The first Fired Earth showroom away from Middle Aston was opened in Portland Road in the Notting Hill area of London.  The timing proved perfect, because an increasing number of householders were becoming enthused by good interior design.  With growing sales, Fired Earth began to import tiles from around the globe, including France, Scandinavia, and North Africa.

Starting with terracotta floor tiles that brought a little Spanish style to kitchens, hallways, and conservatories, Kneale soon added wall tiles to the portfolio, alongside stone and slate tiles.  By the mid 1990s the business had grown to 15 showrooms across the country, including Fired Earth’s first large London showroom in Fulham Road.  Today, Fired Earth has more than 60 showrooms across the country, including eight in London.
As the company grew, Kneale was joined by other directors and the business expanded into most areas of interior design while maintaining their core interest in tiles.  “We realised people wanted to buy products for their interior designs in one place.  So we moved into paint, wooden flooring, fabrics, soft furnishings, furniture, and equipment for kitchens and bathrooms.”

The clear ethos established by Kneale in the 1980s still permeates the company.  The aim remains to offer products produced with authenticity, creativity, and style.  Where possible these are also handmade and produced as close to home as possible.  The result is a product range that seems to deliver the right look for almost any style or age of property … all in pursuit of the being ‘the home of great design’.
In 1990, the company bought Twyford Mill in Adderbury, the former Bibby animal feed factory, as its HQ.  In 1998 Fired Earth was bought by the Prudential before being sold on, in 2001, to the Aga Group, based at Telford, Shropshire, for £30 million.
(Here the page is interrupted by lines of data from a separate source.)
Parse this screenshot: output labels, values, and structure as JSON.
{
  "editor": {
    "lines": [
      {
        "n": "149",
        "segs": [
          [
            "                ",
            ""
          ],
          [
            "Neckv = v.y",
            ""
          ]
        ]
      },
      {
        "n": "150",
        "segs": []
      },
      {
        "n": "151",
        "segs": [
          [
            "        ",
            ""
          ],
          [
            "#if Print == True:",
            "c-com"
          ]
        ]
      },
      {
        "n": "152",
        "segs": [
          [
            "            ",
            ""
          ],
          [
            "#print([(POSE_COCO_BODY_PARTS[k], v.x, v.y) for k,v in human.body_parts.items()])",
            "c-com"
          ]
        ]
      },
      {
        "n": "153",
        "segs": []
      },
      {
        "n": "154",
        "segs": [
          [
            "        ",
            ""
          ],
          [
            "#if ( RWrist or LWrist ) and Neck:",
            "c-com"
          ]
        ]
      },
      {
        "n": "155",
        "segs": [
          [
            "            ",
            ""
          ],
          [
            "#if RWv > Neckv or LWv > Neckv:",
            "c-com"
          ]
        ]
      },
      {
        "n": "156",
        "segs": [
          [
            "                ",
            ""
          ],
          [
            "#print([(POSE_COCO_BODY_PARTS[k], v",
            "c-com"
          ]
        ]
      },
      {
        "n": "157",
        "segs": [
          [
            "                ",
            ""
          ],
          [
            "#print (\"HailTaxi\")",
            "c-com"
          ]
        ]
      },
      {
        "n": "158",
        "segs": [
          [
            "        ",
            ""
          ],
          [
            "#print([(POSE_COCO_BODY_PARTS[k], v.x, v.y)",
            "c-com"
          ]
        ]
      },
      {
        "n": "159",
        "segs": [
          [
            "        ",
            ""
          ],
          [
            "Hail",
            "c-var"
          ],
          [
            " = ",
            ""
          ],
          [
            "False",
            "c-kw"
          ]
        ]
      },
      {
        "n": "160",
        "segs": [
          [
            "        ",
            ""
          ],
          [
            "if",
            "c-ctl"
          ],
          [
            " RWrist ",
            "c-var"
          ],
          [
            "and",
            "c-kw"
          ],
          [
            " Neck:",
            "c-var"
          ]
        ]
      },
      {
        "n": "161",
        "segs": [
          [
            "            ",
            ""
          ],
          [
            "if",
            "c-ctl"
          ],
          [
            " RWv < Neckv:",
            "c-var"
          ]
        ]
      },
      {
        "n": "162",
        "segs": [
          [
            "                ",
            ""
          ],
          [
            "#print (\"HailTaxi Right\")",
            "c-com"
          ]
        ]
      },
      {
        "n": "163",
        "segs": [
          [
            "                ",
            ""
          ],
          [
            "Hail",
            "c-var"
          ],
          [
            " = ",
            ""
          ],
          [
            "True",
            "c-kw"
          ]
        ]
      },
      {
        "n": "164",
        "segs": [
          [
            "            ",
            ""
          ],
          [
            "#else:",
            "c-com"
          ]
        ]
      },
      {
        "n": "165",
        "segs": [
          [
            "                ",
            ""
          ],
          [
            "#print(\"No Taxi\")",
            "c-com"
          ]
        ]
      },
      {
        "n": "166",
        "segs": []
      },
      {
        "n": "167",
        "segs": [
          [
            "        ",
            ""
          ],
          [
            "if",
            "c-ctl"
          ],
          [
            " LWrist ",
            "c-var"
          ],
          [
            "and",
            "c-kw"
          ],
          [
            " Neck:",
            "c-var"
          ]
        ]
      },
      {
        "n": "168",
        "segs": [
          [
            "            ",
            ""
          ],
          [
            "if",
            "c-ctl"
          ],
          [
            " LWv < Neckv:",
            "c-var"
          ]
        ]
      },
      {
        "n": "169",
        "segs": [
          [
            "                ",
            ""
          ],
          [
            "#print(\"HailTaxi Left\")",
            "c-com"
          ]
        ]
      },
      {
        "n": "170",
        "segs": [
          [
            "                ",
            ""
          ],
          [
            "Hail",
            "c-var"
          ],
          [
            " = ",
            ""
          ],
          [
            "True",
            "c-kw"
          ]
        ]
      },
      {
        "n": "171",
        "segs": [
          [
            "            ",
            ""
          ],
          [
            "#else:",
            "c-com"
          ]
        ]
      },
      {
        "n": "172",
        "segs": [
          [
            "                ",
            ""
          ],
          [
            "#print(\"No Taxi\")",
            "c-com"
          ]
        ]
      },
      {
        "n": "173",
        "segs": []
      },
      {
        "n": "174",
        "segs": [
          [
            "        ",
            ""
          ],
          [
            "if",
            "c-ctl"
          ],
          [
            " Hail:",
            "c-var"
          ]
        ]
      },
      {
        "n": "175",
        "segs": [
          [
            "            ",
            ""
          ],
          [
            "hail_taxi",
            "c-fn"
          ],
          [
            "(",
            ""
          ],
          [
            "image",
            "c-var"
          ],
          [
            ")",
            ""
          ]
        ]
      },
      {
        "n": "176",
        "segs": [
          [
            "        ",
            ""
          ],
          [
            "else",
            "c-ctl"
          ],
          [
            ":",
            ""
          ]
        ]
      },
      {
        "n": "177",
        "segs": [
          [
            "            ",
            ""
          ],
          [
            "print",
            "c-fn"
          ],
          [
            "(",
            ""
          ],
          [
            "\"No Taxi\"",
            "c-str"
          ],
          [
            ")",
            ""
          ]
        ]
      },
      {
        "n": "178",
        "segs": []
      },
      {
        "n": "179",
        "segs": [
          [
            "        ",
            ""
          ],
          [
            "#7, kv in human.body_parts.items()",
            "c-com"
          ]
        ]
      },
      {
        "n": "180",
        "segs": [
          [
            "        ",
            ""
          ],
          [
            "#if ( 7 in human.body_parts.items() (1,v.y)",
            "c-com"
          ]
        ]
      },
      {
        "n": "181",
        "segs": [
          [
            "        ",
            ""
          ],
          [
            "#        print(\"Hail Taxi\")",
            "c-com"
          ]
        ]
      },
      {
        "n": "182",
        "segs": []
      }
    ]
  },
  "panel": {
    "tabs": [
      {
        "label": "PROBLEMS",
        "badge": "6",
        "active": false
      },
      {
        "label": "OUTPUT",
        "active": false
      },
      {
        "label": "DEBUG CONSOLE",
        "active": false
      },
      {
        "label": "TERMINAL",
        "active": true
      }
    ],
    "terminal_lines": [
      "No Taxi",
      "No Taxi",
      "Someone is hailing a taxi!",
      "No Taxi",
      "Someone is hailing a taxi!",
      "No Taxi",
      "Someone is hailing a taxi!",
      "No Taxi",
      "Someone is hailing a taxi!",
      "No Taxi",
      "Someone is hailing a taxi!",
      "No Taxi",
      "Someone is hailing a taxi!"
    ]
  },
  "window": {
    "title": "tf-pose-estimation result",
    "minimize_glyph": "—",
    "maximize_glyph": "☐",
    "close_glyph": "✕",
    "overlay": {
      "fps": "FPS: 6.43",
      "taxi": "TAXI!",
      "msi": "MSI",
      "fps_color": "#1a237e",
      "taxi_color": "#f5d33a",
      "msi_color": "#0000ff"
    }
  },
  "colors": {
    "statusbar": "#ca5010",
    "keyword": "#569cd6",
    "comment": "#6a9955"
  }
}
“Aga realised there was a synergy, or similarity of interests, with Fired Earth,” stated Kneale.  “Up until then, if anyone wanted an Aga stove they had to go to a plumber, heating engineer, or an ironmonger’s shop.  Our showrooms gave Aga more outlets.”

“We always went in for quality products,” noted Kneale of his time with Fired Earth/Aga.  “I think I regard the business as having been an adventure more than a source of pride.”

“In my opinion, Nicholas was the first person to really understand the marketing of tile products to the middle/upper middle sector,” says Jonathon Minoli of Oxford-based Minoli Tiles.   “He was very successful at this, creating a unique brand and being probably the only household name in the tile industry … even getting a mention in an episode of AB-Fab.”

Marketing flair was very much at the core of Fired Earth’s success.  TSJ’s Editor, Joe Simpson recalls attending a Fired Earth polo event at Kirtlington Park in the late 1980s.  “I cannot think of another individual who would have had the vision or courage to promote ceramic tiles by running a polo event.  Yet, around 30 years ago, that it just what Nicholas and the Fired Earth team did.  I can vividly recall ‘treading in’ divots with my wife Janet, and being awestruck by just how many designers, home owners, and tiling suppliers had been drawn to this soggy Oxfordshire field by this young tile retailer.  I have been to hundreds of product launches and press events since then, but none as remotely memorable as Fired Earth’s polo day.  And that, I believe, really says it all.  Nicholas was a true visionary; an accidental entrepreneur who changed the face of tile retailing in the UK for ever.”

“Nicholas Kneale will be remembered fondly as part of a very select band of individuals, including Paul Portelli and Kenneth Clark, who made an indelible mark on the UK’s ceramic tile landscape through a combination of creativity, drive, and sheer charm,” concludes Simpson.

“He brought flare into the industry with handmade tiles that everyone aspired to,” says Ian Crowther of Tiles UK, “and built a brand that everyone was proud to be associated with.  His death is a sad loss to everyone … in his own way he was the modern day Laurence Burton.”